Следующие 100 лет вновь прошли в тяжелой борьбе. Причем особенно сильно страдали от набегов восточные земли – Рязанская и Нижегородская области. Если предшествовавший период относительной стабильности способствовал развитию восточной торговли, которую худо-бедно вели нижегородские купцы по Волге, то теперь «ханы, вооружаясь против России, бросаются на русских купцов, которых только могут достать своею рукой»{182}. А вместе с купцами серьезно страдали, естественно, и города.
В 1399 г. русский князь Семен Дмитриевич вместе с татарским царевичем Ейтяком подступил к Нижнему Новгороду. Татары ограбили русских, а «большой патриот» князь Семен при этом лишь пожал плечами: мол, ничего не могу с ними поделать, такой уж народ дикий… В 1408 г. Иван Владимирович Пронский пришел с татарами в Рязань и выгнал оттуда князя Федора Ольговича. В 1411 г. князь Данила Борисович с татарским царевичем Талычем пожгли и пограбили во Владимире. Деньги делили мерками. Добычи оказалось столько, что всю было не унести с собой – пришлось сжигать[29]. В те же годы хан Едигей напал непосредственно на Москву. Столицу не взял, но посады пожег. А пока стоял под Москвой, успел разослать в разные стороны отряды, которые опустошили Переяславль, Ростов, Дмитров, Серпухов, Верею, Нижний Новгород, Городец, Клин. Следующий набег на Москву произошел в 1439 г., когда хан Улу-Махмет 10 дней стоял под городом. Взять его не смог, но «наделал много зла Русской земле, на возвратном пути сжег Коломну и погубил множество людей». Шесть лет спустя тот же хан побывал в Нижнем Новгороде, а потом двинулся к Мурому, где, правда, получил отпор{183}.
Стоило какой-либо части русских земель несколько подняться в хозяйственном отношении, как сразу там появлялись татары. Лучше всяких статистических комитетов фиксировали они признаки экономического роста. В конце 1428 г. появился под Галичем некий Махмут-Хозя (возможно, все тот же Улу-Махмет). И хотя в самом Галиче Хозя так и не похозяйничал, но землю Галицкую разорил, а в начале следующего года внезапным ударом взял даже Кострому. «Первый известный летописям набег ордынцев на Галич, – делал вывод известный историк Александр Зимин, – говорил о том, что край этот начал к концу 20-х годов XV в. превращаться в процветающий – ордынцам было там что грабить, иначе вряд ли бы они избрали его объектом своего нападения»{184}.
Впрочем, Москва или Кострома – это для бандитов был как бы праздничный обед.
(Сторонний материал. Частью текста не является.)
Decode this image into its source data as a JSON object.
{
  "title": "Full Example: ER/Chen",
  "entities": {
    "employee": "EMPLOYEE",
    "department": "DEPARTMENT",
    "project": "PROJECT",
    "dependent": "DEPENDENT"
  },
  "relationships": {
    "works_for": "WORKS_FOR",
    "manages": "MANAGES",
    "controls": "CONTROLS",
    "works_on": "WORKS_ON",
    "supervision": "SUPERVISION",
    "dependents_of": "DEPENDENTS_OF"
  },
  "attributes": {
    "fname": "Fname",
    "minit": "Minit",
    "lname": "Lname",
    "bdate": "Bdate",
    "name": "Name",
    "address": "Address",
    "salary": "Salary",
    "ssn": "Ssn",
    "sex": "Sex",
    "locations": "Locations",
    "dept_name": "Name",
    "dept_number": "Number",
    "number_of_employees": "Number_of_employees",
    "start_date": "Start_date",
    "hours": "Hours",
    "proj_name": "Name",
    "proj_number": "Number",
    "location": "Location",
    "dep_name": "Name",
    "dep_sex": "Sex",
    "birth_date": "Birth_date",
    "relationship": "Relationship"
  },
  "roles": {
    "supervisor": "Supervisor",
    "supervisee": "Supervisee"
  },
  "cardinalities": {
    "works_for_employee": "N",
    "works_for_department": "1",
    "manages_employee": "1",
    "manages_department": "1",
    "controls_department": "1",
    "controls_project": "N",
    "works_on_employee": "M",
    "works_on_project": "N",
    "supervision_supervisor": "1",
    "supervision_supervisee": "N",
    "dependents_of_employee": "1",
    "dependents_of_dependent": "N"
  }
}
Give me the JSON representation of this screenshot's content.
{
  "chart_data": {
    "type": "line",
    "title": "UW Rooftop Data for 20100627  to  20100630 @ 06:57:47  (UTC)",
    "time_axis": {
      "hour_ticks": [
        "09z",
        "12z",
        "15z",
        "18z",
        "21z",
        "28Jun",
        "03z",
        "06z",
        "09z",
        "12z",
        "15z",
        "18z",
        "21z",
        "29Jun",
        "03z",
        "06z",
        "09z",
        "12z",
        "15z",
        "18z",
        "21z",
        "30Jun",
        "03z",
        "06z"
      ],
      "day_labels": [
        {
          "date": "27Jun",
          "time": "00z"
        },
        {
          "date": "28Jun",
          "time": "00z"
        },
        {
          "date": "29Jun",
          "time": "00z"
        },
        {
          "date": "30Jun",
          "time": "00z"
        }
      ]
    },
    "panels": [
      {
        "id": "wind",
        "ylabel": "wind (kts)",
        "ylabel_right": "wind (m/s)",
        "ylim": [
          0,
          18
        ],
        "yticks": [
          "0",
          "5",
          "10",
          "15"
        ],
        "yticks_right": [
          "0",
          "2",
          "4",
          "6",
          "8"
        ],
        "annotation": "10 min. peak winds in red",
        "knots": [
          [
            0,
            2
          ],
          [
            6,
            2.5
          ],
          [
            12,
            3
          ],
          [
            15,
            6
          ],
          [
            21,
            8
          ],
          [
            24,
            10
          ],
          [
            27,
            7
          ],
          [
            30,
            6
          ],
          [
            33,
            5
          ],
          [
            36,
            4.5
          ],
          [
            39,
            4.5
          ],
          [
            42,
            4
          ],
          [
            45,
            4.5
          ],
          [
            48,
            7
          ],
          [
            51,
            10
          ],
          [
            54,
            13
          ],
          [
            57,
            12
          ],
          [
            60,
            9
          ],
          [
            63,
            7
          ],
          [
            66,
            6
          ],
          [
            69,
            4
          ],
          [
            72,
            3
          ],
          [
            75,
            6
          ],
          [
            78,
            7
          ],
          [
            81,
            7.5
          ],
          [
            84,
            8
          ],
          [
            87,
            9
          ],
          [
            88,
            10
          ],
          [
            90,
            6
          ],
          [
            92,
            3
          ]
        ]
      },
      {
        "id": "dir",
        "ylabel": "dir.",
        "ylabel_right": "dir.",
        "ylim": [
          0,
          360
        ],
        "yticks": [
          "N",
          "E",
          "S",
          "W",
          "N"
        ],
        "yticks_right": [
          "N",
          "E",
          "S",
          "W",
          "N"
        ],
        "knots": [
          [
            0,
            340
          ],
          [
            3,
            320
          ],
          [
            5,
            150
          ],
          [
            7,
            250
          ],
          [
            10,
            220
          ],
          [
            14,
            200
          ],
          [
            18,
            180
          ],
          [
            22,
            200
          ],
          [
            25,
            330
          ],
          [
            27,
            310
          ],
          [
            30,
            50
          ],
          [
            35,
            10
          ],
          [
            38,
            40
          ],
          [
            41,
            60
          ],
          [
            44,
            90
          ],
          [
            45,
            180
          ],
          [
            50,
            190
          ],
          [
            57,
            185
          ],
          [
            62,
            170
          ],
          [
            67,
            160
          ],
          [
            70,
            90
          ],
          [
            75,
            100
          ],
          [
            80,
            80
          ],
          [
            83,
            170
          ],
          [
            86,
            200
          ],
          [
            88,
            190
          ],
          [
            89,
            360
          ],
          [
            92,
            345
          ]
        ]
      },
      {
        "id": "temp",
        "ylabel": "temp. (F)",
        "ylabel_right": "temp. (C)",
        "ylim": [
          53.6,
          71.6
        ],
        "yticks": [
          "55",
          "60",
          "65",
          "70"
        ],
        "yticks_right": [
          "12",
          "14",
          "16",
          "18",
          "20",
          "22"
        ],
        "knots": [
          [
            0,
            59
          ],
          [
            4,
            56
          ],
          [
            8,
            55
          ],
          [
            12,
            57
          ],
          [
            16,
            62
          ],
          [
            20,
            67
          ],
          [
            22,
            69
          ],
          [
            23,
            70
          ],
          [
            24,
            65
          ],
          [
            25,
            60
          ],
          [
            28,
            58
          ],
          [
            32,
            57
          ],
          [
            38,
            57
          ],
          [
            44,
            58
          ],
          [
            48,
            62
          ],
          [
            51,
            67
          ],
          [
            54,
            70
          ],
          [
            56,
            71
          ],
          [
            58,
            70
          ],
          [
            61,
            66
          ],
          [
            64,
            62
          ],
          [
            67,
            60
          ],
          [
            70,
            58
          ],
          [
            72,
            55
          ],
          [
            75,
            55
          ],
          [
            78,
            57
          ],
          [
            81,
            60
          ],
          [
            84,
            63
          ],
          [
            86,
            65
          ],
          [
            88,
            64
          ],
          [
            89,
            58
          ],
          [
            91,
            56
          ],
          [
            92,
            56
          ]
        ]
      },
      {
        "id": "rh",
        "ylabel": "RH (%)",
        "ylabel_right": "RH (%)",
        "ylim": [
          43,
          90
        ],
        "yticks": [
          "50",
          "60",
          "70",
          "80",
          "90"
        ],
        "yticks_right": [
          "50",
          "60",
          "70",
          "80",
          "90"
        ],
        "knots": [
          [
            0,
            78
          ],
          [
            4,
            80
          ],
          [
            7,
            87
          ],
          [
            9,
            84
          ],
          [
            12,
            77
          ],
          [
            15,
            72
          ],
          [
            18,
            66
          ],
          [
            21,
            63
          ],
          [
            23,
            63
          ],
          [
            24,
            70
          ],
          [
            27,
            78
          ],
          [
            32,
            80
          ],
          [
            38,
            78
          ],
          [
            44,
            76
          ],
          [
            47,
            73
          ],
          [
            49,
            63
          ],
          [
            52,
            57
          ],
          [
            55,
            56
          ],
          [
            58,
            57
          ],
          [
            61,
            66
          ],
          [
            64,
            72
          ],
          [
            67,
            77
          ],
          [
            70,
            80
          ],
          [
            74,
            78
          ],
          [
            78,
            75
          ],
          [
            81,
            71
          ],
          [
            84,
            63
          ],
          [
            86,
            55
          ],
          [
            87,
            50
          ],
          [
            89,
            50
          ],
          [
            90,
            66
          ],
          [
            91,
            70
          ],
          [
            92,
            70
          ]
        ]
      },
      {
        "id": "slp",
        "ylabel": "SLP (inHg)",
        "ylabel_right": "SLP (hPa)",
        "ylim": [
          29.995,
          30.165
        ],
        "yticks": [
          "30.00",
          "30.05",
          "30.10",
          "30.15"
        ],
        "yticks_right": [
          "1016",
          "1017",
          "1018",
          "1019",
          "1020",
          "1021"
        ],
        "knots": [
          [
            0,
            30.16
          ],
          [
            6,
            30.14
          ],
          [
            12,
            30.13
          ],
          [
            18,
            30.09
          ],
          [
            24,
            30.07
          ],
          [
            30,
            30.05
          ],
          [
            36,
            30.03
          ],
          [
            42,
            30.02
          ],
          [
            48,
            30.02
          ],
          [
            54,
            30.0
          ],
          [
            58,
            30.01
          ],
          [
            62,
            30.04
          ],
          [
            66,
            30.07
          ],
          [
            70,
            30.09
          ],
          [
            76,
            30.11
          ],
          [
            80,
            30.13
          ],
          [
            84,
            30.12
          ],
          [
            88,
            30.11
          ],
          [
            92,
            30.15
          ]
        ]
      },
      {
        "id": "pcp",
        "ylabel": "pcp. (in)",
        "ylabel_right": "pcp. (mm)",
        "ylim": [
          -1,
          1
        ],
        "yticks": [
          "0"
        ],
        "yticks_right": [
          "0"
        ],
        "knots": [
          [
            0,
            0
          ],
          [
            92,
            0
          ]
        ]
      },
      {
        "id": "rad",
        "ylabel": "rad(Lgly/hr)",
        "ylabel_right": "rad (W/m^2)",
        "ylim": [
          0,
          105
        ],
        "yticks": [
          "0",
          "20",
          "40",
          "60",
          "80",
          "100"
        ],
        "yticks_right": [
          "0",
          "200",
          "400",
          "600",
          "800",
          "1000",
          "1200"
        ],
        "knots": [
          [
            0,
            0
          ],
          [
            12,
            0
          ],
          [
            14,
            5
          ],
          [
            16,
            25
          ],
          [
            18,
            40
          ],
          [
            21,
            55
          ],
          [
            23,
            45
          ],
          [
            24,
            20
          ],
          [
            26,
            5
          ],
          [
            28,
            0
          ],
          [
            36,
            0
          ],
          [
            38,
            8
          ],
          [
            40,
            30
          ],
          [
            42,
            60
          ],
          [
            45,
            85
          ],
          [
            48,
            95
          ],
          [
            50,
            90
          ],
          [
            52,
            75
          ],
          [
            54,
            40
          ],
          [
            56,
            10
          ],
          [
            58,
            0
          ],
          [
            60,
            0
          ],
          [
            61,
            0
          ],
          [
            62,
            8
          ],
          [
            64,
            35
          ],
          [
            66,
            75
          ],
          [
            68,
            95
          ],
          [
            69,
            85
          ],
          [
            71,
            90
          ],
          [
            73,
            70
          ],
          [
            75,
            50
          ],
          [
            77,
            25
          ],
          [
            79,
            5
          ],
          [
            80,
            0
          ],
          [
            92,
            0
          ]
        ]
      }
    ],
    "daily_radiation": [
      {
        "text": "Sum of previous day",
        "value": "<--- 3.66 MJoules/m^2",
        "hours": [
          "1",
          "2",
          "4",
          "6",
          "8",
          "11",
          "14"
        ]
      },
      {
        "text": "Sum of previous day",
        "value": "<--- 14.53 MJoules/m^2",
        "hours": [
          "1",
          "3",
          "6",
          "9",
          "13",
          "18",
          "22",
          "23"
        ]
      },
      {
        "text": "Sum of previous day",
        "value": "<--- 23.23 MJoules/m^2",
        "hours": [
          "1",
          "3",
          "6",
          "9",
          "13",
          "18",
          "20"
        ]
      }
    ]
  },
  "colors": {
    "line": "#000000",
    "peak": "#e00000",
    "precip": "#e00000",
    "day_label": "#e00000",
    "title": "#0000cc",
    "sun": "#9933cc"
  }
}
А вот Рязанью и Нижним Новгородом они «закусывали» регулярно. В начале 1440-х гг. татары в очередной раз пришли на рязанские земли, «много зла сотвориша», а в середине десятилетия «посетили» и Нижний, который хотели сделать своей дойной коровой{185}.
Длинный перечень разорительных набегов вполне можно было бы продолжить. В целом раз около семидесяти упоминается в летописях «о взятии русских городов, преимущественно татарами, во время нашествия Батыева, Тохтамышева, Едигеева»{186}. О том, насколько деструктивно многочисленные набеги действовали на развитие экономики, свидетельствует, в частности, один интересный пример, приводимый Сергеем Соловьевым в его фундаментальной «Истории России с древнейших времен». В Нижнем Новгороде жил купец Тарас Петров – первый богач во всем городе. Купил он «себе вотчину у князя, шесть сел за Кудьмою-рекой, а как запустел от татар этот уезд, тогда и гость переехал из Нижнего в Москву»{187}.
Современные археологические изыскания дополняют летописные сведения. Так, в частности, «на среднем Дону, т. е. в районе, постоянно подвергавшемся набегам из степи, исчезают поселения, располагавшиеся на открытых местах, а селища небольших размеров (3–4 землянки) размещаются в лесах; селиться у больших рек и на открытых водоразделах люди избегали»{188}.
Последствия набегов на восточные земли (особенно на Рязань и Нижний Новгород) были несопоставимы по своим масштабам с последствиями обычных военных действий, которые велись как на западе Руси, так и в других государствах Европы. Обычные средневековые сражения, хотя и наносили существенный вред развитию экономики, не приводили тем не менее к запустению больших территорий и прекращению торговли. В отдельные периоды крупномасштабных войн (например, Столетней войны) последствия для мирного населения могли оказаться чрезвычайно тяжелыми, но по прошествии времени деловая активность оживала. Конфликтующие между собой монархи были все же заинтересованы в поддержании эффективно функционирующей экономики.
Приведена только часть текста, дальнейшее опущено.